Visa Expands Tokenized Deposit Use

June 15, 2026 · 2 min read
Visa Expands Tokenized Deposit Use

Visa announced the development of infrastructure for tokenized deposits that would allow banks to issue programmable digital assets backed by traditional deposits. The move became part of the company’s broader strategy to expand settlement using blockchain technologies and stablecoins.

Visa plans to build a technology layer that would let financial institutions turn bank deposits into tokenized assets with 24/7 programmable use. The initiative would give banks a way to offer customers the speed and flexibility typically associated with stablecoins without moving funds off the balance sheet.

The new platform was aimed at modernizing interbank settlement and capital movement infrastructure without requiring a full shift to stablecoin-only models. According to Jack Forestell, Chief Product & Strategy Officer at Visa, tokenized deposits could become a bridge between the traditional banking system and the blockchain economy, making existing financial processes compatible with programmable payments.

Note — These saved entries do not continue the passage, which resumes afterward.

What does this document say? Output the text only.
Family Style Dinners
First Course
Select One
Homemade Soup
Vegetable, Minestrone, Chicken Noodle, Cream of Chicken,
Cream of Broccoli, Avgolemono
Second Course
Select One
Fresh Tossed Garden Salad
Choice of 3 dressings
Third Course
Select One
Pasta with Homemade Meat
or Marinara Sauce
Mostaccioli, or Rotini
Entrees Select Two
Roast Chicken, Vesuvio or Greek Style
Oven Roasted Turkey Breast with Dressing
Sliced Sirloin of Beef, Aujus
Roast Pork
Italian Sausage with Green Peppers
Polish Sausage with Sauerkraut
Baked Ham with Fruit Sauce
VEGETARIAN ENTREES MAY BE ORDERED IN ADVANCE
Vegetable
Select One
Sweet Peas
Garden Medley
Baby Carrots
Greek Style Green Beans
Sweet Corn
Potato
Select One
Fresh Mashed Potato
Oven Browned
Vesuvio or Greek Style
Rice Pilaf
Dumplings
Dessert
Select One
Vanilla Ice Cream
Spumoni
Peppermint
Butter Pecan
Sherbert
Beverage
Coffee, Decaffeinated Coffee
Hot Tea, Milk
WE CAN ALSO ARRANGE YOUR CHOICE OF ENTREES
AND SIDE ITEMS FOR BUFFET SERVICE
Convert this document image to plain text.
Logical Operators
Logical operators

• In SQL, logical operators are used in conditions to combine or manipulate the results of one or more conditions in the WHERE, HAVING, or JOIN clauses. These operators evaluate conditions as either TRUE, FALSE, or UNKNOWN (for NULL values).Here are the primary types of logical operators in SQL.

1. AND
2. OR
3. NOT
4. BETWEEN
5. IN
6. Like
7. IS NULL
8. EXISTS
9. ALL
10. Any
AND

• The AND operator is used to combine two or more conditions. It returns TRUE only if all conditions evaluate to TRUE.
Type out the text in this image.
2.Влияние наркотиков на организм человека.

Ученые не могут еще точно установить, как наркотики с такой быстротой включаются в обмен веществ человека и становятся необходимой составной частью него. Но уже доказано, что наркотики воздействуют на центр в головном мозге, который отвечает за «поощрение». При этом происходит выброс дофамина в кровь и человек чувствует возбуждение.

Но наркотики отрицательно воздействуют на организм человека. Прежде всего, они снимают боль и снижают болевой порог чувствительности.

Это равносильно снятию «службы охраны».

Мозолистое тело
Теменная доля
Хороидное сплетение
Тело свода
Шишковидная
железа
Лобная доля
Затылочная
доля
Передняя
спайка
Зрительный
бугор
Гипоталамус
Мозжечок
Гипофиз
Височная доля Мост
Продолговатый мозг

The company also presented results from initiatives already operating in digital assets and blockchain-based settlement. In particular:

  1. According to Visa, the annual volume of stablecoin settlement through VisaNet reached about $7 billion as of March 2026.
  2. Issuing banks already used stablecoins for settlement through Visa seven days a week, and the company was working to bring acquirers into the model as well.
  3. Visa launched or was developing more than 160 card programs linked to stablecoins.
  4. The company expanded the list of available blockchain networks, currencies, and regions within its stablecoin settlement pilots.

Alongside initiatives in programmable money, the company also introduced a series of AI-based solutions, including:

  • Visa Intelligent Commerce, a platform for payments involving AI agents;
  • Agent Score, a system that lets merchants assess whether their websites are ready to interact with AI agents;
  • Agentic Directory, a registry for verifying and identifying trusted AI agents and merchants;
  • Large Transaction Model, a new fraud detection model trained on billions of transactions;
  • a strategic partnership with OpenAI aimed at integrating Visa’s payment infrastructure into agentic AI services.

The company said its key priority remained modernizing payment infrastructure without the need to fully replace existing banking systems. To do that, Visa was developing cloud-based, modular solutions that could integrate with the existing infrastructure of banks, FinTech companies, acquirers, and merchants.

In December 2025, Visa introduced a new consulting division, Visa Consulting & Analytics, which provided a broad range of consulting services in stablecoins.